To that end, MMWEC has offered its nonprofit, tax-exempt structure, which enables it to finance and own energy facilities, including natural gas pipelines, as a vehicle to build publicly owned natural gas pipeline capacity to meet the electric generation needs of the region. MMWEC’s proposal is in support of the New England governors’ plan for natural gas infrastructure development, which calls for a regionwide charge or tariff on consumers to pay for pipelines needed to support electric generation.

Under the MMWEC proposal, there would be no risk, financial obligation, or special benefit for MMWEC or its member municipal utilities. The benefits of MMWEC’s proposal, which include billions of dollars in avoided costs due to nonprofit ownership of pipeline facilities, would flow to all of the electricity consumers in New England.

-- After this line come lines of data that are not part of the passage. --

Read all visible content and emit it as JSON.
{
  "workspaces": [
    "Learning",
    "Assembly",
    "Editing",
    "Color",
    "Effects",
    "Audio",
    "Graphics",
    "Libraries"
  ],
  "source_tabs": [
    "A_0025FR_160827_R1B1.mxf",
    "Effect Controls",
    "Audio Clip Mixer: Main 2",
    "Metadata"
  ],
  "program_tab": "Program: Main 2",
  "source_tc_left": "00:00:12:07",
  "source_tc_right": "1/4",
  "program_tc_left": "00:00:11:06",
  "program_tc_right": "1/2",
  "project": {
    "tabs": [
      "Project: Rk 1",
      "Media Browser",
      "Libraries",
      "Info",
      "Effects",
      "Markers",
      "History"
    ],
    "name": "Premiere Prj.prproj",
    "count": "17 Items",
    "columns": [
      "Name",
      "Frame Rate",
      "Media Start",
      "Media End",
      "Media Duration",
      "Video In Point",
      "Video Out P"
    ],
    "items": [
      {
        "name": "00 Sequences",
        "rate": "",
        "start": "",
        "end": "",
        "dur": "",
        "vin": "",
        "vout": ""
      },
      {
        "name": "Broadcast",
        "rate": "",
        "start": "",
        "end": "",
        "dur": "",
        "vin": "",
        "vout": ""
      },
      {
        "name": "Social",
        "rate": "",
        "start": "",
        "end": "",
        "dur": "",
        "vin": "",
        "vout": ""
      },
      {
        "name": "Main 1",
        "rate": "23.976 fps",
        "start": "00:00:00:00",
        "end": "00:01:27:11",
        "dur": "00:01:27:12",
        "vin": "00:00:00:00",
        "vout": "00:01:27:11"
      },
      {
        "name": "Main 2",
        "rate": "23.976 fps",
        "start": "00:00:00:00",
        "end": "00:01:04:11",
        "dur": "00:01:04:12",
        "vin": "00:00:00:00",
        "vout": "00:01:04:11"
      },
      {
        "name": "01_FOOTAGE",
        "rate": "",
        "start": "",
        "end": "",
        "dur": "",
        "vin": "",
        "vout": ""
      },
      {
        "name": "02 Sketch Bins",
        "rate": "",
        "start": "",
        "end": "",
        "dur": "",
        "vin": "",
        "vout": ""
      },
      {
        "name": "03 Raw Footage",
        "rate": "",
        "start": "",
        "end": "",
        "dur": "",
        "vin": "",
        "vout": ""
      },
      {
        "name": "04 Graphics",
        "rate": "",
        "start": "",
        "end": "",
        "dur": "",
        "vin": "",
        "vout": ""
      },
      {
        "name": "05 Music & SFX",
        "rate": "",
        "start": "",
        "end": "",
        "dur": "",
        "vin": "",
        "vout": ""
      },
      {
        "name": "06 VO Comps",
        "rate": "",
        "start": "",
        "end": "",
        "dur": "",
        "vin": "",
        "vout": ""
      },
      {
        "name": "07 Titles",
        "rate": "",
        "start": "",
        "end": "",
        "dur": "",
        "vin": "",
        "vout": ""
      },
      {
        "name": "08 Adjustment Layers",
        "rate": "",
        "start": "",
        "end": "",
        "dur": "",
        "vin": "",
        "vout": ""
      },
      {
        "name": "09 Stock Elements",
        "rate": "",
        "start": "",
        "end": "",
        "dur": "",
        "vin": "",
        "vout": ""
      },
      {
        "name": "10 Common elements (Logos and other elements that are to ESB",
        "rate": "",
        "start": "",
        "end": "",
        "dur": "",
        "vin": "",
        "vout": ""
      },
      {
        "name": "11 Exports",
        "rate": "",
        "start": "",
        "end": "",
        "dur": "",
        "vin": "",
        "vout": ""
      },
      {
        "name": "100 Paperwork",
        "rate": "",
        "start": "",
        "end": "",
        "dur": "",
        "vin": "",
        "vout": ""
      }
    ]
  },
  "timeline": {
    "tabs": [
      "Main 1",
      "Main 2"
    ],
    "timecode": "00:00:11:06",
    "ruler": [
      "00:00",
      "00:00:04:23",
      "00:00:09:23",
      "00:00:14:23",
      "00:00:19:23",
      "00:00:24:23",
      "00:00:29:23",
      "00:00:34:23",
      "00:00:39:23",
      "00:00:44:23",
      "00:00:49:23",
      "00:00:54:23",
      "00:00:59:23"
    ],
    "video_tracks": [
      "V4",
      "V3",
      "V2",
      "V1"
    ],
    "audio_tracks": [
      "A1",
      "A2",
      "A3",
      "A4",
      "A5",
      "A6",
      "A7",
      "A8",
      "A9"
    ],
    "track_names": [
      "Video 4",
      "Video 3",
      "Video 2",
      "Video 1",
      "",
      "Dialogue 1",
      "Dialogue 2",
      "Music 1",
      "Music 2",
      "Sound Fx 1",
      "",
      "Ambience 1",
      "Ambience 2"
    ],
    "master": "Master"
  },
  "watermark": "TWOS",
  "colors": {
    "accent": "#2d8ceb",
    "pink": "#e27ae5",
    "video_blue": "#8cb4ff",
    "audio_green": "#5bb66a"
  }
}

MMWEC has proposed that it be allowed to own and finance any gas pipeline capacity paid for with a tariff on the region’s electric consumers. The credit support for that ownership and any risks associated with it are tied to the tariff, which would generate revenue from all New England consumers to pay for the pipeline. There would be no ownership entitlement or financial obligation for MMWEC’s current member utilities, except as part of the broader group of all New England electricity consumers that would in effect own and pay for a share of the pipeline.

The MMWEC proposal is all about public, nonprofit ownership of pipeline facilities needed for electric generation, with MMWEC as the vehicle to achieve that objective. Whether it is financed with a new tariff charge on the region’s electric consumers or some other means, nonprofit ownership of the pipeline will save consumers billions of dollars, as opposed to the profit-motivated plans of investor-owned utilities to build the same pipeline capacity.

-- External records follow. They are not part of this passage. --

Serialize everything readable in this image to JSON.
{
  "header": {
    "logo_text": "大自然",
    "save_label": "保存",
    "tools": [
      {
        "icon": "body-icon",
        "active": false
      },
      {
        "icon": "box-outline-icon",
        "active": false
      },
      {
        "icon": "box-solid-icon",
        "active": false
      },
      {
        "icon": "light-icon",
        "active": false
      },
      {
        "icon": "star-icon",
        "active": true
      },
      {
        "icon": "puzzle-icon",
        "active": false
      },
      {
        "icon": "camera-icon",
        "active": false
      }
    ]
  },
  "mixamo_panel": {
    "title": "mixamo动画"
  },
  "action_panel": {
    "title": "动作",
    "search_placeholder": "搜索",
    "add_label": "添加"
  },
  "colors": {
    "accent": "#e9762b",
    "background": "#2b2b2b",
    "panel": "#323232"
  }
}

Under the MMWEC plan, it does not matter which pipeline company builds and operates the needed capacity, so long as it is owned by a nonprofit, public entity. To the best of our knowledge, there is not another such entity in the region that has the statutory authority and willingness to do what MMWEC is proposing, which is why MMWEC stepped forward with its proposal. If the MMWEC proposal is implemented, there eventually may be a joint ownership agreement between MMWEC and one or more pipeline companies, but there currently is no agreement between MMWEC and Kinder Morgan or any other pipeline company regarding this proposal.

In fact, the MMWEC proposal isn’t very popular with the region’s investor-owned utilities and pipeline companies, which would need to forego billions of dollars in profit for the benefit of consumers; but it is something we hope that those with official responsibilities for protecting consumer interests will come to support.